Nun stellt sich natürlich die Frage, ob dies denn schon immer so war oder es den heutigen Lebensumständen zu verdanken ist. Das Problem ist, das wirklich aussagekräftige Studien zur Motorik von Kindern und Jugendlichen noch nicht so lange bestehen. Erst etwa ab den 1980er-Jahren begann die Forschung sich mit dem Thema intensiver auseinanderzusetzen. Die Vermutung liegt nahe, das dies mit dem Einläuten des digitalen Zeitalters (ab etwa 1981) zusammenhängt. Immer mehr Computer fanden sich in den Wohnungen und ebenso immer mehr Bildschirmarbeitsplätze in den Behörden und Unternehmen.

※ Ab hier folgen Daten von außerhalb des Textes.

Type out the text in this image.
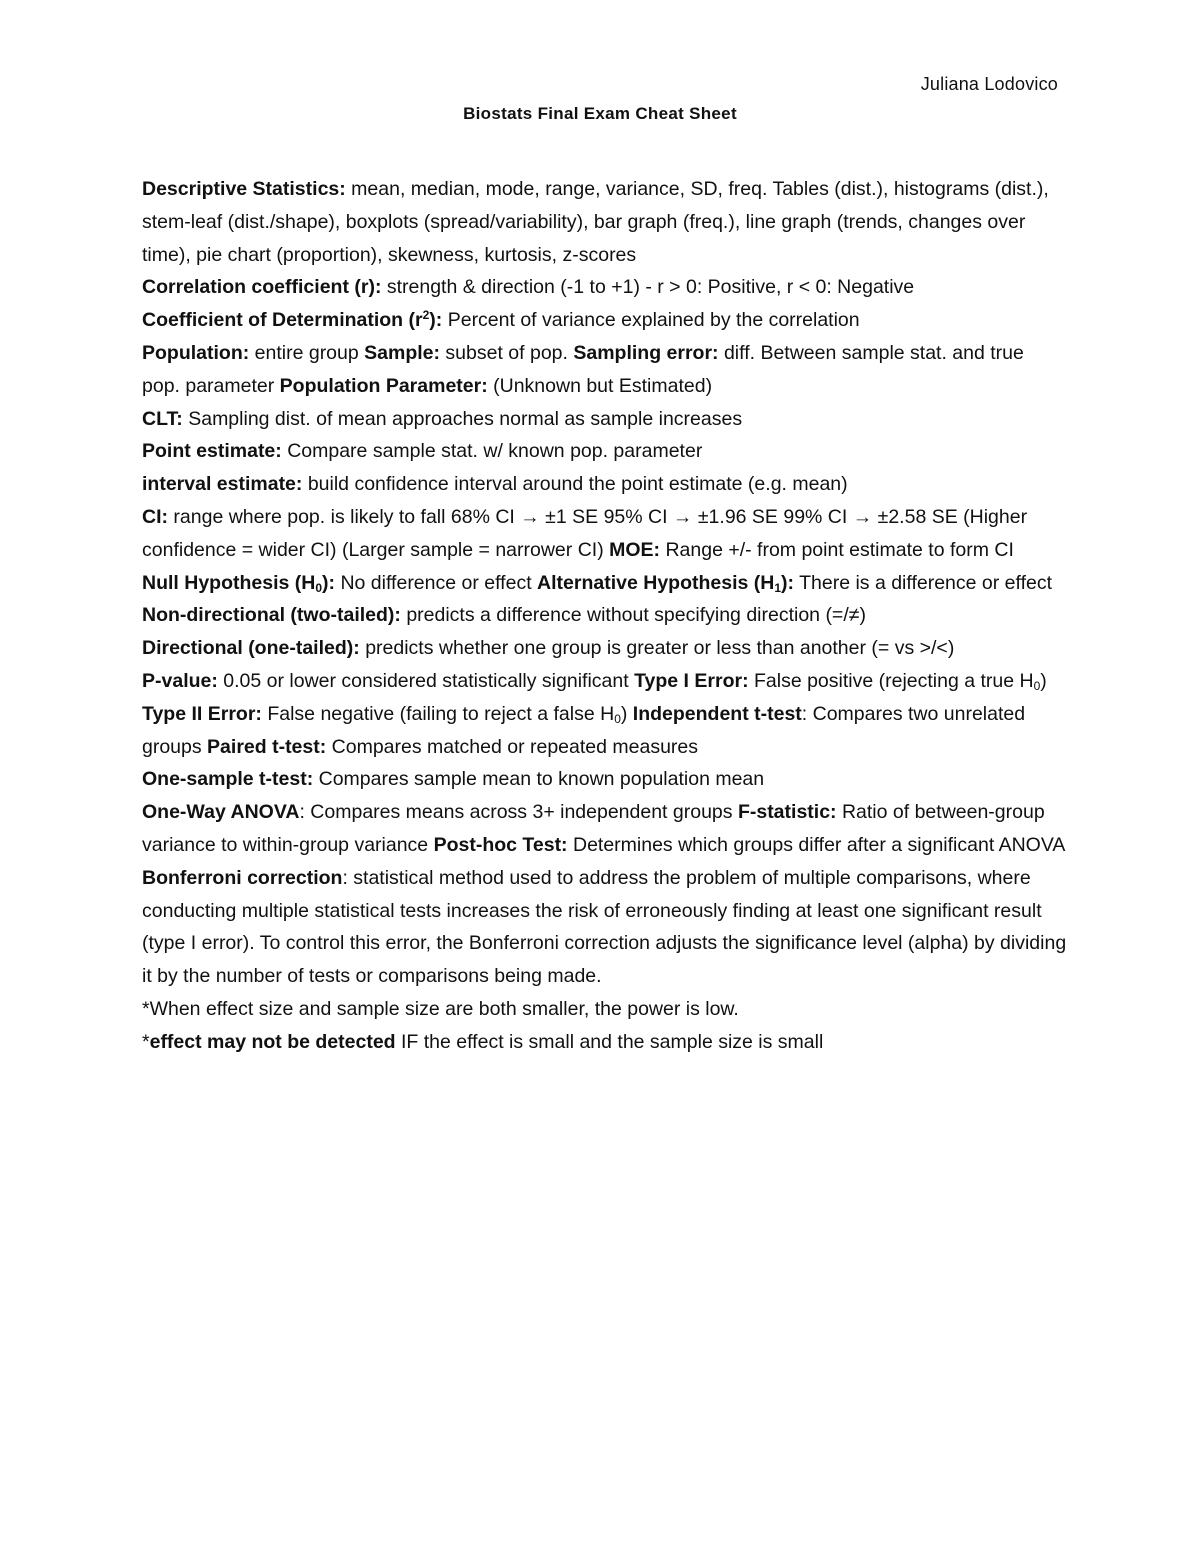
Juliana Lodovico
Biostats Final Exam Cheat Sheet

Descriptive Statistics: mean, median, mode, range, variance, SD, freq. Tables (dist.), histograms (dist.), stem-leaf (dist./shape), boxplots (spread/variability), bar graph (freq.), line graph (trends, changes over time), pie chart (proportion), skewness, kurtosis, z-scores

Correlation coefficient (r): strength & direction (-1 to +1) - r > 0: Positive, r < 0: Negative

Coefficient of Determination $(r^2)$: Percent of variance explained by the correlation

Population: entire group Sample: subset of pop. Sampling error: diff. Between sample stat. and true pop. parameter Population Parameter: (Unknown but Estimated)

CLT: Sampling dist. of mean approaches normal as sample increases

Point estimate: Compare sample stat. w/ known pop. parameter

interval estimate: build confidence interval around the point estimate (e.g. mean)

CI: range where pop. is likely to fall 68% CI → ±1 SE 95% CI → ±1.96 SE 99% CI → ±2.58 SE (Higher confidence = wider CI) (Larger sample = narrower CI) MOE: Range +/- from point estimate to form CI

Null Hypothesis $(H_0)$: No difference or effect Alternative Hypothesis $(H_1)$: There is a difference or effect

Non-directional (two-tailed): predicts a difference without specifying direction (=/≠)

Directional (one-tailed): predicts whether one group is greater or less than another (= vs >/<)

P-value: 0.05 or lower considered statistically significant Type I Error: False positive (rejecting a true $H_0$) Type II Error: False negative (failing to reject a false $H_0$) Independent t-test: Compares two unrelated groups Paired t-test: Compares matched or repeated measures

One-sample t-test: Compares sample mean to known population mean

One-Way ANOVA: Compares means across 3+ independent groups F-statistic: Ratio of between-group variance to within-group variance Post-hoc Test: Determines which groups differ after a significant ANOVA

Bonferroni correction: statistical method used to address the problem of multiple comparisons, where conducting multiple statistical tests increases the risk of erroneously finding at least one significant result (type I error). To control this error, the Bonferroni correction adjusts the significance level (alpha) by dividing it by the number of tests or comparisons being made.

*When effect size and sample size are both smaller, the power is low.

*effect may not be detected IF the effect is small and the sample size is small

Das Jahr 1981 war in Deutschland aber auch der Zeitpunkt, als die öffentlich-rechtlichen Fernsehsender ARD und ZDF von privater Seite Konkurrenz bekamen. Statt 2 Kanälen mit beschränkten Sendezeiten standen schnell über 30 Kanäle rund um die Uhr zur Verfügung. Nur etwa ein Jahrzehnt später begann die zunächst langsame Verbreitung von Handys mit Mehrfachfunktion, die mit dem 2007 erstmals erschienenen iPhone einen Design-Höhepunkt erreichte, der bis heute Bestand hat. Inzwischen sind Smartphones in dieser typischen Form das meistverkaufte technische Gerät der Welt. Rund um den Globus sind fast 4 Milliarden Mobiltelefone dieser Art in Umlauf und ein nicht geringer Teil davon in Kinderhänden.
Wenn von üblichen Verdächtigen die Rede ist, dann meinen die meisten Menschen natürlich den Fernseher, Laptop oder PC und das Smartphone. Bezogen allein auf die Geräte lautet die Antwort eindeutig Ja.
Schon im Jahr 2003, also noch vor dem Run auf Smartphones, zeigte eine Studie auf, das der Großteil der 7- bis 10 jährigen Kinder (rund 60 %) täglich mehr als 2 Stunden vor dem Fernseher verbrachten. Heute, im Jahr 2022, besitzen 54 % aller 10 bis 11 Jahre alten Kinder in Deutschland ein Smartphone. Bei den 13-jährigen Kindern sind es 73 %.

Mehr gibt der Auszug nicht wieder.